The build system would need to know which declarations are used (and what a declaration is) to do better.

The D compiler has an option to generate a "header file" from D modules. It's called a .di file. It's useful if you want to hide the implementation from a compiler, as you would with libraries.

As it turned out, though, people just found it too convenient to just import the .d file.

But as a very unexpected dividend, it was discovered that the D compiler would generate .di files from compiling .c files, and realized that D had an inherent ability to translate C code to D code!!!! This has become rather popular.

Nice explanation. Modules are the way forward. Looks to always have been. Not understanding the resistance, when the advantages are clear.
I do understand the resistance. C is a simple, comfortable language, and its adherents want it to stay that way, warts and all.

But in the context of that, what baffles me is the additions to the C Standard, such as useless (but complicated!) things like normalized Unicode identifiers, things with very marginal utility like generic functions, etc. Why those and not forward declarations?

Can't you use precompiled headers?
Interesting you brought that up. I implemented them for Symantec C and C++ back in the 90s.

I never want to do that again!

They are brittle and a maintenance nightmare. They did speed up compilations, though, but did not provide any semantic advantage.

With D I focused on fast compilation so much that precompiled headers didn't offer enough speedup to make them worth the agony.

>They are brittle and a maintenance nightmare

I happened to be reading DMC source this week, those hydrate/dehydrate stuff really is everywhere (which I assume is solely used for precompiled headers?)

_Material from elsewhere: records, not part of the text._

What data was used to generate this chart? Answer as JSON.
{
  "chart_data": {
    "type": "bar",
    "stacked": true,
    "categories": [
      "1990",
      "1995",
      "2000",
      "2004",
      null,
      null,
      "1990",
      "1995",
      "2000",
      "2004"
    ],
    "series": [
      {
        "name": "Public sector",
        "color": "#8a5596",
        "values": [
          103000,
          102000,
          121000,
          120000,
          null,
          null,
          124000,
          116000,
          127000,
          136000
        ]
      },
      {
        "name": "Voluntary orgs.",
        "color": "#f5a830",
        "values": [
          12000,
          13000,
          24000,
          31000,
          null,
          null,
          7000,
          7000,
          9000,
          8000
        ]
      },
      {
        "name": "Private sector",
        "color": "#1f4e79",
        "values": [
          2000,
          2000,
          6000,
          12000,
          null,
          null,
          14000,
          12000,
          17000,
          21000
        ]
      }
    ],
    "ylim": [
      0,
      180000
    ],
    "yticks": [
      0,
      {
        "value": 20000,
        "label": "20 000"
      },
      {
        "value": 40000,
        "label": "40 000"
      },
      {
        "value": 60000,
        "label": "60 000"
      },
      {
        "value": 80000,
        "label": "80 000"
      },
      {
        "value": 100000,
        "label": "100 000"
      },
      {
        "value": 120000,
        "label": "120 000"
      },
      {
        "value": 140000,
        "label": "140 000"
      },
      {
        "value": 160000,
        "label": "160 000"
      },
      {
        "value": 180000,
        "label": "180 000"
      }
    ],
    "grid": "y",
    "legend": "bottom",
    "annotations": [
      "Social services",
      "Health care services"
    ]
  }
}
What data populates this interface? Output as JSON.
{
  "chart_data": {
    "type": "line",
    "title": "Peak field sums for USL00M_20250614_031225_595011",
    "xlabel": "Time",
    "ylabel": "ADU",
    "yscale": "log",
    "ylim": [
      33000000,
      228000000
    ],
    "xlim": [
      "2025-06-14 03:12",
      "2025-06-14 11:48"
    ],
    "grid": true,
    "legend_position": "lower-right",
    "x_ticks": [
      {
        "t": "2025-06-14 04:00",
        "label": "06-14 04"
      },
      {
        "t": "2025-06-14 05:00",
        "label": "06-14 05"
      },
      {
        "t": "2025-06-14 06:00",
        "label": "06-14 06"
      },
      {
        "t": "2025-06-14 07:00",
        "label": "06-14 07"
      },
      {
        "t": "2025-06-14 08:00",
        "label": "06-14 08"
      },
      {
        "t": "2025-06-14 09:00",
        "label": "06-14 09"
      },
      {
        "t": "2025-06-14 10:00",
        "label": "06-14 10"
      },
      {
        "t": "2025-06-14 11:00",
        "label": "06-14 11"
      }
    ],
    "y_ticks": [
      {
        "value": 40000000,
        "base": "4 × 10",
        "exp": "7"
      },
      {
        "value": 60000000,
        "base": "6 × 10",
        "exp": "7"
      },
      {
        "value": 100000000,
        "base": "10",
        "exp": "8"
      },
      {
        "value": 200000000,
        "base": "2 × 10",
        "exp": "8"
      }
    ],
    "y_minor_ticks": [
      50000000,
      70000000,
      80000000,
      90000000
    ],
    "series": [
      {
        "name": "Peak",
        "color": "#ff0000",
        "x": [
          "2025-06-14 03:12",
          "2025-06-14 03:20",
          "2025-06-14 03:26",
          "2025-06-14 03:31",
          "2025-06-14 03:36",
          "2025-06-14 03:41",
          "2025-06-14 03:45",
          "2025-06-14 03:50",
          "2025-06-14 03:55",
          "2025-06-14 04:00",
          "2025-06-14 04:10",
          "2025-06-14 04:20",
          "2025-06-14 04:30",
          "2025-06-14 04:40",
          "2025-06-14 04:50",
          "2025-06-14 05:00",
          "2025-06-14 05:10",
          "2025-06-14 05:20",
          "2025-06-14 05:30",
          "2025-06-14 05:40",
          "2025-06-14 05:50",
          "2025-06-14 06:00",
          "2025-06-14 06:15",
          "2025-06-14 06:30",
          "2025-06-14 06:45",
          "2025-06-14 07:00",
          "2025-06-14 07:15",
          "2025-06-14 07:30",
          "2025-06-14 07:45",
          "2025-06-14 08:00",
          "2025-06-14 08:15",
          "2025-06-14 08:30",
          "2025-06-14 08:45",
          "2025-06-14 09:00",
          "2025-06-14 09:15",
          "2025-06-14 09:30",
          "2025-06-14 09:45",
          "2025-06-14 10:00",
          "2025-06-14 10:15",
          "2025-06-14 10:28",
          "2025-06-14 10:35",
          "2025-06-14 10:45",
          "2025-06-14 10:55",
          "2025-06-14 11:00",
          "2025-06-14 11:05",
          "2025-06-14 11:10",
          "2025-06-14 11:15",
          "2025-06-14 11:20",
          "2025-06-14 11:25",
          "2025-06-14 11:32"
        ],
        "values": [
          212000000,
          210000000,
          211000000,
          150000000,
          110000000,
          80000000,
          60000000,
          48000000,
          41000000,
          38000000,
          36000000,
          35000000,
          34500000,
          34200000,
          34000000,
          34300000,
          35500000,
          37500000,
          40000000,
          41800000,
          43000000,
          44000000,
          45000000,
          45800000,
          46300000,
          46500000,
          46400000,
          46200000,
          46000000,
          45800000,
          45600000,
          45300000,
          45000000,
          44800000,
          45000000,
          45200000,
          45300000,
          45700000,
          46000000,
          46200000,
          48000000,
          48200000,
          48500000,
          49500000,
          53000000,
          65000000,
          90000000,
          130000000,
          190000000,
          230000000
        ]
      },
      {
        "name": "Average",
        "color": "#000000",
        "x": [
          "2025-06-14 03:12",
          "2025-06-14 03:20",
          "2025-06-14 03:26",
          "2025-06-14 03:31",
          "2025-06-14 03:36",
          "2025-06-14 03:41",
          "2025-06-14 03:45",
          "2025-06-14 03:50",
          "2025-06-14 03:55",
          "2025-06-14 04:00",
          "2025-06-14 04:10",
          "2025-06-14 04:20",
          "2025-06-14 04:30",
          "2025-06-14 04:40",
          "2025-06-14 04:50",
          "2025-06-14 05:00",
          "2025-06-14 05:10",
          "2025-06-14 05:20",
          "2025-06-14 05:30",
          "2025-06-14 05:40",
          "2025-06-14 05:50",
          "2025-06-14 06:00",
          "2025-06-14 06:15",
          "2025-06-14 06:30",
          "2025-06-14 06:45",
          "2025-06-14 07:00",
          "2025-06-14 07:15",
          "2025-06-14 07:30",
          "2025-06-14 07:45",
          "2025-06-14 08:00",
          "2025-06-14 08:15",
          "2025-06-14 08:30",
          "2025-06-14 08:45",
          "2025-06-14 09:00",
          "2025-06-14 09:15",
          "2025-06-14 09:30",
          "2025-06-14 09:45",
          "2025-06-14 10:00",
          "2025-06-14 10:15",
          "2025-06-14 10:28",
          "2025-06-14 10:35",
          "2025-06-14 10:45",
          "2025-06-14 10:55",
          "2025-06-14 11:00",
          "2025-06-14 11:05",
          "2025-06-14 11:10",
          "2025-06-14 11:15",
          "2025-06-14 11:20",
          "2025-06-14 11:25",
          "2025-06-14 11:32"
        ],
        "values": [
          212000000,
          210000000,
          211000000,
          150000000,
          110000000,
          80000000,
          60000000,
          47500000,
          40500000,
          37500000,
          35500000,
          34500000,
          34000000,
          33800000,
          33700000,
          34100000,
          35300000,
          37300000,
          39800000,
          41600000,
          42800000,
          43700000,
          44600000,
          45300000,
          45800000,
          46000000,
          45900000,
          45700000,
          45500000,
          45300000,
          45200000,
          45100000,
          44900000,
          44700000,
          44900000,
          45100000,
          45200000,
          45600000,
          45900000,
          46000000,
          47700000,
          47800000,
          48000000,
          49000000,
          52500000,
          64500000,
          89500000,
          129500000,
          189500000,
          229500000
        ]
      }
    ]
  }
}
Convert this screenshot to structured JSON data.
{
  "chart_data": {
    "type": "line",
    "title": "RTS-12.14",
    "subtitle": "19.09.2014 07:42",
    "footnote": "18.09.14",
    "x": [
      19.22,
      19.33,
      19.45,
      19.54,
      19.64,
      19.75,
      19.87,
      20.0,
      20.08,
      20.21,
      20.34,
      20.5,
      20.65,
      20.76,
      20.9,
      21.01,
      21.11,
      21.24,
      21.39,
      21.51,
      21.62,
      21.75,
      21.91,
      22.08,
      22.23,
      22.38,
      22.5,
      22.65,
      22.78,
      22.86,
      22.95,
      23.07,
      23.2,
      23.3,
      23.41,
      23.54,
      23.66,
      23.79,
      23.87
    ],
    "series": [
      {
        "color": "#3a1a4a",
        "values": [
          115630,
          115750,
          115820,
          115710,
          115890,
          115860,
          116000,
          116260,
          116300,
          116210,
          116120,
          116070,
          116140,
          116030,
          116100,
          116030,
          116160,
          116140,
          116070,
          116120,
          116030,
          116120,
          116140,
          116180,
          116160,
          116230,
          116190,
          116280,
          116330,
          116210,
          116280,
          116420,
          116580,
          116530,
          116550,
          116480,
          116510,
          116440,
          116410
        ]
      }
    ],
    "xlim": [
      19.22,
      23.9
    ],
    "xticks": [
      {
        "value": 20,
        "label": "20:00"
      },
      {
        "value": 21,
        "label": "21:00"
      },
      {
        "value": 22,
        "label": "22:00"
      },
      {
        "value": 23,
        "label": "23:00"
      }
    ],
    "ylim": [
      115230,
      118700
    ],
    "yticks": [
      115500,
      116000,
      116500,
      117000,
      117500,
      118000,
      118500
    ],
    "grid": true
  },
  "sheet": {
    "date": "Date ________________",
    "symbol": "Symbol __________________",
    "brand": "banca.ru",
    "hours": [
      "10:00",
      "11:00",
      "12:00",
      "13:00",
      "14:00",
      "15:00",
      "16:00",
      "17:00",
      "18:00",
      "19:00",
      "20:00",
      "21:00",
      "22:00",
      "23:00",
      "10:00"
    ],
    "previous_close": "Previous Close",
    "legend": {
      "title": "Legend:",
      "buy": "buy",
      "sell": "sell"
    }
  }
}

Yup. I spent a crazy amount of time debugging that. The tiniest mistake was a big problem to find.
I had an intern try to use precompiled headers for the Linux kernel. The road block they found was that the command line parameters used to compile the header must exactly match for all translation units which it is used. This is no the case for the Linux kernel. We could compile the header multiple times, but the build complexity was not something we could overcome during the course of one internship.
> must exactly match

Yup. My compiler kept a list of which switches would perturb compilation and so would invalidate the precompiled header, and which did not.

Precompiled headers are an awful, desperate feature. Good riddance.